Traveling along the glassy Mekong River earlier this year I gazed up at the green, low-lying, thick and entangled jungle landscapes, with my hand glazing through the water over the side of our boat, I peered into the lives of the Lao people as we slowly chugged down stream.

They were kicking back with their fishing rods buried deep within the pebbled shores of the Mekong bank, their spawn splashing near by on a warm afternoon, you would never hope to hear that the mossy mountains perched high above and almost connecting, enveloping the river, were being logged probably at that very moment and would soon be non-existent.

I remember my local tour guide pointing out as a ‘fun-fact’ in his chirpy demeanor “Look up at sky! You see birds? No? No! Farmers shoot birds, no birds in Laos; they eat all the crops, so birds stay in others places… not here.”

At first I was confused by this statement. Why would they want to kill precious wild life? Why shoot tropical birds that inhabit this beautiful place, one of the last remaining tropical rainforests in the world?

The memories of that tour emerged when I read that environmental activists have accused the Vietnamese army of smuggling wood from the jungle of Laos, threatening the livelihoods of millions of rural and indigenous people.

A London based Environmental Investigation Agency says in a report exposed last week that they discovered that one of the biggest loggers in Laos was the Vietnamese Company of Economic Cooperation, controlled by the Vietnamese military.

Laos has some of the last intact tropical forests in the Mekong region, but EIA says a ban on the export of raw timber from the country is poorly enforced and widely flouted, monetary gain for the tiny country is more important then the protection of their rare environment.

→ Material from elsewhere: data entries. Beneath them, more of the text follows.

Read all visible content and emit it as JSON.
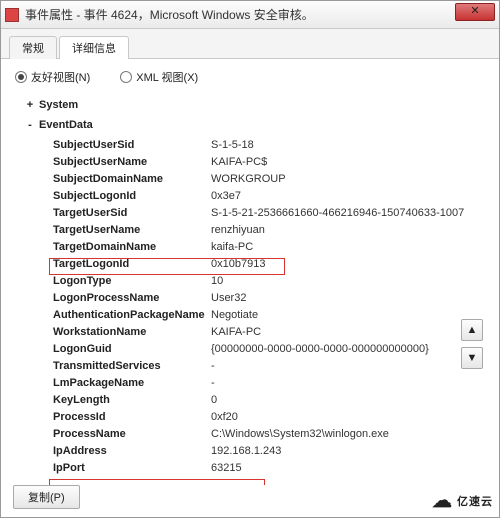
{
  "window": {
    "title": "事件属性 - 事件 4624，Microsoft Windows 安全审核。",
    "close_glyph": "✕"
  },
  "tabs": {
    "general": "常规",
    "details": "详细信息"
  },
  "view": {
    "friendly": "友好视图(N)",
    "xml": "XML 视图(X)"
  },
  "tree": {
    "system": "System",
    "eventdata": "EventData",
    "plus": "+",
    "minus": "-"
  },
  "fields": {
    "SubjectUserSid": "S-1-5-18",
    "SubjectUserName": "KAIFA-PC$",
    "SubjectDomainName": "WORKGROUP",
    "SubjectLogonId": "0x3e7",
    "TargetUserSid": "S-1-5-21-2536661660-466216946-150740633-1007",
    "TargetUserName": "renzhiyuan",
    "TargetDomainName": "kaifa-PC",
    "TargetLogonId": "0x10b7913",
    "LogonType": "10",
    "LogonProcessName": "User32",
    "AuthenticationPackageName": "Negotiate",
    "WorkstationName": "KAIFA-PC",
    "LogonGuid": "{00000000-0000-0000-0000-000000000000}",
    "TransmittedServices": "-",
    "LmPackageName": "-",
    "KeyLength": "0",
    "ProcessId": "0xf20",
    "ProcessName": "C:\\Windows\\System32\\winlogon.exe",
    "IpAddress": "192.168.1.243",
    "IpPort": "63215"
  },
  "labels": {
    "SubjectUserSid": "SubjectUserSid",
    "SubjectUserName": "SubjectUserName",
    "SubjectDomainName": "SubjectDomainName",
    "SubjectLogonId": "SubjectLogonId",
    "TargetUserSid": "TargetUserSid",
    "TargetUserName": "TargetUserName",
    "TargetDomainName": "TargetDomainName",
    "TargetLogonId": "TargetLogonId",
    "LogonType": "LogonType",
    "LogonProcessName": "LogonProcessName",
    "AuthenticationPackageName": "AuthenticationPackageName",
    "WorkstationName": "WorkstationName",
    "LogonGuid": "LogonGuid",
    "TransmittedServices": "TransmittedServices",
    "LmPackageName": "LmPackageName",
    "KeyLength": "KeyLength",
    "ProcessId": "ProcessId",
    "ProcessName": "ProcessName",
    "IpAddress": "IpAddress",
    "IpPort": "IpPort"
  },
  "nav": {
    "up": "▲",
    "down": "▼"
  },
  "footer": {
    "copy": "复制(P)"
  },
  "watermark": {
    "text": "亿速云",
    "cloud": "☁"
  }
}
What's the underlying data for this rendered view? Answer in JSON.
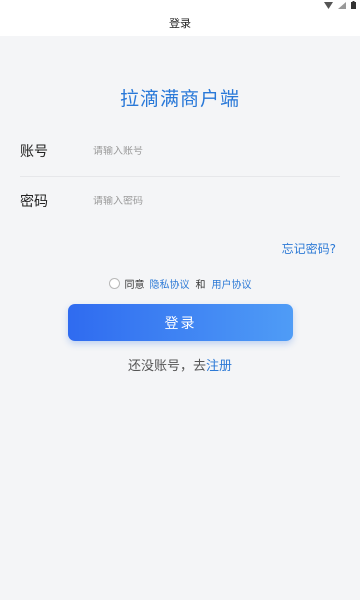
{
  "header": {
    "title": "登录"
  },
  "status_icons": [
    "wifi-icon",
    "signal-icon",
    "battery-icon"
  ],
  "app": {
    "name": "拉滴满商户端"
  },
  "form": {
    "account_label": "账号",
    "account_placeholder": "请输入账号",
    "account_value": "",
    "password_label": "密码",
    "password_placeholder": "请输入密码",
    "password_value": ""
  },
  "forgot_password": "忘记密码?",
  "agreement": {
    "checked": false,
    "prefix": "同意",
    "privacy_link": "隐私协议",
    "conjunction": "和",
    "user_link": "用户协议"
  },
  "login_button": "登录",
  "register": {
    "prompt": "还没账号，去",
    "link": "注册"
  },
  "colors": {
    "accent": "#2d7ad6",
    "title": "#2878d8",
    "button_start": "#2f6bf0",
    "button_end": "#4f9cf6",
    "background": "#f4f5f7"
  }
}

According to the EIA, inadequate enforcement and corruption among Lao forestry officials has enabled at least 150 million dollars worth of timber smuggling across the Laos-Vietnam border each year.

It is also notably hypocritical that Vietnam pays special attention to environmental protection, strictly forbidding smuggling and illegal exploitation of timber within their own boarders (Vietnam closed its own forests to logging in 1997) but sneakily logs forest mere kilometers away on the down low and makes huge profits.

The forests in Laos, some of the Mekong region’s last intact forests, are dwindling fast. Forested area covered 70 percent of the land-locked country in the 1940s, but has now dropped below 41 percent.

So how can we help? Maybe one of the easiest ways is to be a conscious consumer, know where the timber for your furniture is coming from, boycott furniture coming from Laos or more importantly Vietnam to stop this cycle. If exporters of timber from these Asian countries are not selling this illegal timber to westerners they will soon stop as it won’t be profitable and we will be able to protect Lao forests from being destroyed any further even if the changes we actively make are small-scale.